Что касается Лелевеля, то он уехал из Франции в Бельгию. Звал с собой и пани Беату, однако та отказалась. Теперь у неё другие планы, поэтому она вернулась в Варшаву. Бывший председатель Комитета ныне преподаёт в брюссельском университете и, по моим сведениям, от политики в значительной степени отошёл. Ходзько перебрался в Лондон. Насколько известно, серьёзно занялся наукой — пишет некий исторический труд. Дело мирное, давно бы так.
Однако фактический распад Комитета не означает, что эмиграция в целом стала более разумной и менее воинственной. По-прежнему плодятся различные организации, провозглашающие целью борьбу за свободу и независимость Польши, фонтанирующие ненавистью к России. И лично у меня нет сомнений, что рано или поздно какая-то из них (или несколько) решатся повторить авантюру Заливского при поддержке тех же англичан. А значит, для моей службы работа вновь найдётся. Хотя, в сущности, она и не заканчивается…

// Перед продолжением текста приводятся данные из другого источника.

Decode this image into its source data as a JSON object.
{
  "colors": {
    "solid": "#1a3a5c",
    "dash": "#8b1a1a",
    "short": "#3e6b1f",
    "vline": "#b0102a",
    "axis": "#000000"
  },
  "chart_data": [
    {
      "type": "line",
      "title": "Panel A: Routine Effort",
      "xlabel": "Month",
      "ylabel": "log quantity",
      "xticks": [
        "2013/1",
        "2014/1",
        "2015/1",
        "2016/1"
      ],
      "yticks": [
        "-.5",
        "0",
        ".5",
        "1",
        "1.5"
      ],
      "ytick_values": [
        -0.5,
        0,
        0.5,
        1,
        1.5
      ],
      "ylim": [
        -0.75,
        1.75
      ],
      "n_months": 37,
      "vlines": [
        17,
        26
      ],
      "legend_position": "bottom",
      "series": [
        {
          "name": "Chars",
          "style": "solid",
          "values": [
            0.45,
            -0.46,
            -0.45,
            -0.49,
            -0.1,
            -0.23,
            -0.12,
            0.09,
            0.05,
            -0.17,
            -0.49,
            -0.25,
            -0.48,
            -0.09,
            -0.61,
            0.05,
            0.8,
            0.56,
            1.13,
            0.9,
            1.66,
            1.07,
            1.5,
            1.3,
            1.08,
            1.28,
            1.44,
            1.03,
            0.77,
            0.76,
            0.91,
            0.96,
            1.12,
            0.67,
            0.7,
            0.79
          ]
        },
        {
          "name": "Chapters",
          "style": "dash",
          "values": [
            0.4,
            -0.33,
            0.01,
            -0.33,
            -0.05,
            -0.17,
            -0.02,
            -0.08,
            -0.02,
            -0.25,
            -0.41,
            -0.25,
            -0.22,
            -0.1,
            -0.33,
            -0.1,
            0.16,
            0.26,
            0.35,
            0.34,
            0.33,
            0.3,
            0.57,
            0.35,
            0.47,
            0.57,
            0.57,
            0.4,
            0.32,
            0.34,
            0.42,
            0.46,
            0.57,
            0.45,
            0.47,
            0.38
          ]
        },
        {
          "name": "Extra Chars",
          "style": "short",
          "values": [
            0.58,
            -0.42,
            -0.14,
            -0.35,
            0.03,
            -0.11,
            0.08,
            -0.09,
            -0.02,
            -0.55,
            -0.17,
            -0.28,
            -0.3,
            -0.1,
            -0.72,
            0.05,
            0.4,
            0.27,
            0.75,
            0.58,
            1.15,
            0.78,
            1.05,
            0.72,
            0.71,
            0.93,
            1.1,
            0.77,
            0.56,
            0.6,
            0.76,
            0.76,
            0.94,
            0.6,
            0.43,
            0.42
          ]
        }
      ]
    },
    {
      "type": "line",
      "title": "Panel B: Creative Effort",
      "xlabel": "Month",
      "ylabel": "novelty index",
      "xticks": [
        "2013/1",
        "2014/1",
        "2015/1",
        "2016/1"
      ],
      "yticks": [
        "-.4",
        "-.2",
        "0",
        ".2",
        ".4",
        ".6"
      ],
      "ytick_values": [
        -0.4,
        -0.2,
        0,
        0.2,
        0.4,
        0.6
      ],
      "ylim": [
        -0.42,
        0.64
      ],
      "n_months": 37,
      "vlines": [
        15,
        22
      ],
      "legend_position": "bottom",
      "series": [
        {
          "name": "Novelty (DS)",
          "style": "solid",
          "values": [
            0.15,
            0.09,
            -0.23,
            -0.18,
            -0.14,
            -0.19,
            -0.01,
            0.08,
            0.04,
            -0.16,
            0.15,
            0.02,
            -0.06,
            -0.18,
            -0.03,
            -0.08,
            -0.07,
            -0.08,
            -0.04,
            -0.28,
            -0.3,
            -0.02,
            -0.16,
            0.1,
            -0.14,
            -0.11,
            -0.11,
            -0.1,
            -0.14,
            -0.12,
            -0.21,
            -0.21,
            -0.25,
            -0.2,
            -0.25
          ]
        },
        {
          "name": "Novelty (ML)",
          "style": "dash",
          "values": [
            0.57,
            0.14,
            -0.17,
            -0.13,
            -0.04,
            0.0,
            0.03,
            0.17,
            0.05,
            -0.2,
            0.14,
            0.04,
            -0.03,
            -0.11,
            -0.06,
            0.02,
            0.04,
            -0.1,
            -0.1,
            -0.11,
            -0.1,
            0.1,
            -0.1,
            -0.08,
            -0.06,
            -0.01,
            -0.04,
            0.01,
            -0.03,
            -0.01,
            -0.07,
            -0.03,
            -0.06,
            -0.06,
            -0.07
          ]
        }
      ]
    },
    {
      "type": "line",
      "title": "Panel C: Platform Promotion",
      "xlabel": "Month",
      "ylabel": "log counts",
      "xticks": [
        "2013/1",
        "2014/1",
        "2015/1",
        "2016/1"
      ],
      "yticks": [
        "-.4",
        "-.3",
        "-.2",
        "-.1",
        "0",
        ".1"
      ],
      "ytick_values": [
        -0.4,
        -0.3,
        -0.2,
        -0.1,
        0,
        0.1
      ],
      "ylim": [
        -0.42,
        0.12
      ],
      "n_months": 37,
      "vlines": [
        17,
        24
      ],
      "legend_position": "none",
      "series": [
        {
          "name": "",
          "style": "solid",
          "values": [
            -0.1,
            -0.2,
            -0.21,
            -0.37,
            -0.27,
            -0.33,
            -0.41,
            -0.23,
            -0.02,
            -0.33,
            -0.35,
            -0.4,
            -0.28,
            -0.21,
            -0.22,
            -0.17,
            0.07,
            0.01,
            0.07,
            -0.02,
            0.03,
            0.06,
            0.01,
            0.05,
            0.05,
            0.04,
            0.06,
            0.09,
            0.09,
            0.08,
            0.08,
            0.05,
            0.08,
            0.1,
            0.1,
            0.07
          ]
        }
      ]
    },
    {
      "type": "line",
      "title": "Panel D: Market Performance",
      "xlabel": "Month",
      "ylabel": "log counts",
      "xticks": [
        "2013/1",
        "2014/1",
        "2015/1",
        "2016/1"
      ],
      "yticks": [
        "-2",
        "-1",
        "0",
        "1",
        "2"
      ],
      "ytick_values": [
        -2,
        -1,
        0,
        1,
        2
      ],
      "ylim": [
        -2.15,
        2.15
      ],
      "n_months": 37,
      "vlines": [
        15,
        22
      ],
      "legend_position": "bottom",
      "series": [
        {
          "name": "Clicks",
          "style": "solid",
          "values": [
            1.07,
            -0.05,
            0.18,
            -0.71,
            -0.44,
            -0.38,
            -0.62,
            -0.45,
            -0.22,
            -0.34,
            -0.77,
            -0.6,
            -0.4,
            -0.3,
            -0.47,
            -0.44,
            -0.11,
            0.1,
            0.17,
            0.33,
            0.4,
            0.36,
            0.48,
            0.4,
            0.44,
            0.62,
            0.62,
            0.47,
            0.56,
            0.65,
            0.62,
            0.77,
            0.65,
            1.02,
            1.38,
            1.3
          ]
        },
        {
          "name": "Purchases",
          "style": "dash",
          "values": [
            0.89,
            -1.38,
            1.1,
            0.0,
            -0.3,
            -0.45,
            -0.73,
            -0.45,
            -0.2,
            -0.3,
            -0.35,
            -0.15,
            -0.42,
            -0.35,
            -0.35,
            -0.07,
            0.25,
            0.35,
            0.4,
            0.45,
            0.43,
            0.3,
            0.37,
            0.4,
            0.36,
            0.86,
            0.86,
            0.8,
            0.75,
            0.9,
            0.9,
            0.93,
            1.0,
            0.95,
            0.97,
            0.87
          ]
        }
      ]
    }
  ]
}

А теперь поговорим о Вас, пан Войцех.
Я не знаю Ваших дальнейших планов. Возможно, Вы решите вернуться в прокуратуру или заняться чем-то ещё, зная Вашу энергичную натуру, и мысли не допускаю, что Вы будете сидеть сложа руки, проедая накопления. Не подумать ли в этой связи о службе в наместничестве? Паскевичу нужны (и угодны!) люди надёжные, умные, деятельные. Особенно проверенные делом и обстоятельствами. Такие, как Вы. Я мог бы всё это устроить и поручиться за Вас.
Заканчивая письмо, вижу, что многого не сказал. Да и трудно всё изложить на бумаге… То ли дело живой разговор! Поэтому зову Вас в гости. Приезжайте, пан Войцех. От покойных родителей я унаследовал хороший дом в Санкт-Петербурге, а после гибели брата мне его делить, увы, не с кем. Поэтому Вы меня никоим образом не стесните. Наговоримся вдоволь и, главное, обсудим вариант с Вашей службой в наместничестве.
Так что приезжайте! И обязательно не позднее середины августа. Вы будете желанным гостем на нашей свадьбе с пани Беатой».